Voting. Except as otherwise provided in this Article IV and except as otherwise required by law, the voting power of the corporation shall vest in the holders of Class A Common Stock, the holder of each issued and outstanding share of Class A Common Stock being entitled to one vote in person or by proxy for each such share, on all matters requiring the vote of shareholders, and the holders of Class B Common Stock shall not be entitled by reason of their holdings thereof to any voice or vote in the management or affairs of the corporation. Notwithstanding the foregoing, the holders of Class B Common Stock at any time issued and outstanding shall be entitled, as a class, (i) to elect, at each meeting of shareholders at which directors are elected, one member of the Board of Directors of the corporation but shall not be entitled to vote upon the election of the





remaining members of the Board of Directors of the corporation, and (ii) to full voting powers at any meeting of the shareholders of the corporation with respect to any proposed amendment to this Article IV or with respect to any consolidation, merger, sale, lease, exchange, mortgage, pledge or other disposition of all or substantially all of its fixed assets, or the dissolution of the corporation. In addition to the foregoing, the express terms and provisions of any class of Common Stock shall not be changed without the affirmative vote of the holders of at least a majority of the issued and outstanding shares of such class of Common Stock.

c.
Conversion. Any record holder of shares of Class A Common Stock shall be entitled, at any time or from time to time, to convert any or all of such shares held by such holder into the same number of shares of Class B Common Stock. A record holder desiring to effect the conversion of shares of Class A Common Stock into shares of Class B Common stock shall furnish the corporation with (i) a signed written notice of the intended conversion, stating that such record holder desires to convert such shares of Class A Common Stock into the same number of shares of Class B Common Stock and requesting that the corporation issue all of such shares of Class B Common Stock to such holder, and (ii) the certificate or certificates representing the shares of Class A Common Stock to be converted, in proper form for transfer. All Class A Common Stock surrendered for conversion hereunder shall be canceled and retired permanently and shall not be reissued.

d.
Dissolution. The Class A Common Stock and Class B Common Stock shall participate equally per share in all distributions of assets of the corporation upon voluntary or involuntary dissolution.

e.
Elimination of the Foregoing Provisions. If, at any time, the number of issued and outstanding shares of Class A Common Stock shall constitute less than 15% of the aggregate number of shares of Class A Common Stock and Class B Common Stock then issued and outstanding or the corporation shall not have paid any dividends on the Class B Common Stock for a period of thirty-six consecutive calendar months, then thereupon, all of the rights, preferences, limitations and restrictions set forth in this Section 3 relating to Class B Common Stock shall become the same as the rights, preferences, limitations and restrictions of the Class A Common Stock provided for herein, without any further action on the part of the corporation or its shareholders, and all distinctions between Class A Common Stock and Class B Common Stock shall thereupon and thereby be eliminated, so that all shares of Class B Common Stock shall be equal to shares of Class A Common Stock with respect to all matters, including without limitation, dividend payments and voting rights and all holders of shares of Class A Common Stock and Class B Common Stock shall vote as a single class (except as otherwise required by applicable law) on all matters submitted to a vote of the shareholders of the corporation; provided, however, the right and power to convert any shares of Class A Common Stock into shares of Class B Common Stock shall continue and, upon written request from the corporation to all holders of Class A Common Stock, such holders shall promptly take such steps as shall be necessary to convert the shares of Class A Common Stock held by such holders into shares of Class B Common Stock.

ARTICLE V
DIRECTORS
Section 1. Number of Directors. The number of directors of the corporation shall be not less than seven (7) nor more than fifteen (15), as may from time to time be specified in the By-Laws, and there shall be thirteen (13) Directors whenever the By-Laws do not contain such authorized provision.

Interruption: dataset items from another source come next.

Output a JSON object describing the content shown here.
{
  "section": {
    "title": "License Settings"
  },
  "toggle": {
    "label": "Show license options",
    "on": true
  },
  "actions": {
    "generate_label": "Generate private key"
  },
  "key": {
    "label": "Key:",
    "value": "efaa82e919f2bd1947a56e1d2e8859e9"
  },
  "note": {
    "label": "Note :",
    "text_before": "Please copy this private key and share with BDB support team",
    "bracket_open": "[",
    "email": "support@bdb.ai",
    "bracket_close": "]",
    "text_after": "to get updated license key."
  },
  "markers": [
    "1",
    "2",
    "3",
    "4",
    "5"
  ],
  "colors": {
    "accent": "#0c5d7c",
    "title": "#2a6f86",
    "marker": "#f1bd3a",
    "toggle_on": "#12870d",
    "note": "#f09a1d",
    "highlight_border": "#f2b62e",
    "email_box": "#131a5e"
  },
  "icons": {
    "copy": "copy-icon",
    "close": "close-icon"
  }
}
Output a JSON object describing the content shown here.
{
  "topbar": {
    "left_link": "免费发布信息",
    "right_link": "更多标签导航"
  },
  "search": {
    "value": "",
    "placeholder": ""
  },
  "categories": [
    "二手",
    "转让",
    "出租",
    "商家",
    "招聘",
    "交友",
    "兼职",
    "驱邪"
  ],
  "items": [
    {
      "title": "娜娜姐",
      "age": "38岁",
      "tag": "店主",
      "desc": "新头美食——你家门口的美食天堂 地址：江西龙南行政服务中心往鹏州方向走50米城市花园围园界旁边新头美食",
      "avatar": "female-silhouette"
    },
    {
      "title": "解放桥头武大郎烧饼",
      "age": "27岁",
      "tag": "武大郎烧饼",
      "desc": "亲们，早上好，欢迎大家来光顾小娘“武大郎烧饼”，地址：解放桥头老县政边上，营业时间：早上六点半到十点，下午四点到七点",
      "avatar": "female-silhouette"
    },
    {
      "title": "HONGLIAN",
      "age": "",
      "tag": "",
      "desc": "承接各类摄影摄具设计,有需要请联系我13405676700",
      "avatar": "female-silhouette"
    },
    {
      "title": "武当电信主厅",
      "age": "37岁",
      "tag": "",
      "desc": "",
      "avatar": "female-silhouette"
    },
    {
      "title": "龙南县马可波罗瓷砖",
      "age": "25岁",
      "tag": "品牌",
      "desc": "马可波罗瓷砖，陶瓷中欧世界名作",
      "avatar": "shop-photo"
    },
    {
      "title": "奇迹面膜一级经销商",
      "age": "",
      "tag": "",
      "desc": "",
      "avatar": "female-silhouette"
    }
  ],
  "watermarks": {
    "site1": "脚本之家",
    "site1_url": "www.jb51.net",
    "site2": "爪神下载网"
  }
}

Section 2. Qualifications of Directors. Directors need not be shareholders of the corporation. A majority of the Directors at any time shall be citizens of the United States.
ARTICLE VI
PROVISIONS FOR REGULATION OF BUSINESS
AND CONDUCT OF AFFAIRS OF CORPORATION
The business and conduct of the affairs of the corporation shall be regulated as follows:
a.
The corporate seal of this corporation shall be circular in form and shall have around the circumference in raised letters and words "Kimball International, Inc.," and in other respects shall be in such form and device as the Board of Directors may determine. The directors may change the form, device and inscription of the seal at pleasure.

b.
The shares of this corporation may be issued by the corporation for such amount of consideration as may be fixed from time to time by the Board of Directors.

c.
Meetings of the shareholders of the corporation shall be held at such place, within or without the State of Indiana, as may be specified in the respective notices, or waivers of notice, thereof.

d.
Meetings of the directors of the corporation shall be held at such place, within or without the State of Indiana, as may be specified in the respective notices, or waivers of notice, thereof.

e.
The Board of Directors of the corporation shall have power, without the assent or vote of the shareholders, to make, alter, amend or repeal the Code of By-Laws of the corporation, but the affirmative vote of a majority of the members of the Board of Directors for the time being shall be necessary to effect any alteration, amendment or repeal.

f.
The corporation reserves the right to amend, alter, change or repeal any provisions contained in these Articles of Incorporation in the manner now or hereafter prescribed by the provisions of the Corporation Law, or any other pertinent enactment of the General Assembly of the State of Indiana; and all rights and powers conferred hereby on shareholders, directors and/or officers are subject to this reserved power.

g.
No contract or other transaction between this corporation and any one or more members of the Board of Directors, or between this corporation and another corporation, firm, partnership, joint venture, trust or other enterprise of which any one or more such interested members are directors, officers, shareholders, partners, members, employees or agents or in which any one or more such interested members are financially interested, shall be void or voidable because of such relationship or interest or because such interested member or members are present at the meeting of the Board of Directors at which such contract or transaction is authorized or approved or because such interested member's or members' votes are counted for such purposes, if (1) the fact of such relationship or interest is disclosed or known to the disinterested members of the Board of Directors who authorize, approve or ratify such contract or transaction by a vote or consent sufficient for the purpose without counting the votes of such interested member or members of the Board of Directors, or (2) the fact of such relationship or interest is disclosed or known to the holders of shares of this corporation and such holders authorize, approve or ratify such contract or transaction by a vote or consent sufficient for the purpose, or (3) such contract or transaction is fair and reasonable insofar as this corporation is concerned. Such interested member or members of the Board of Directors may be counted in determining the presence of a quorum at a meeting of the Board of Directors at which such contract or transaction is authorized, approved or ratified. This





paragraph (g) shall not be construed to invalidate any contract or other transaction which would otherwise be valid under applicable common and statutory law.

h.
It is intended that this corporation may acquire and own wasting assets or property having a limited life. The depletion of such assets by sale, lapse of time or otherwise need not be deducted in the computation of surplus available for dividends.

i.
Any action required or permitted to be taken at any meeting of the Board of Directors or of any committee thereof may be taken without a meeting, if prior to such action the written consent thereto is signed by all members of the Board or of such committee, as the case may be, and such written consent is filed with the minutes of the proceedings of the Board or committee.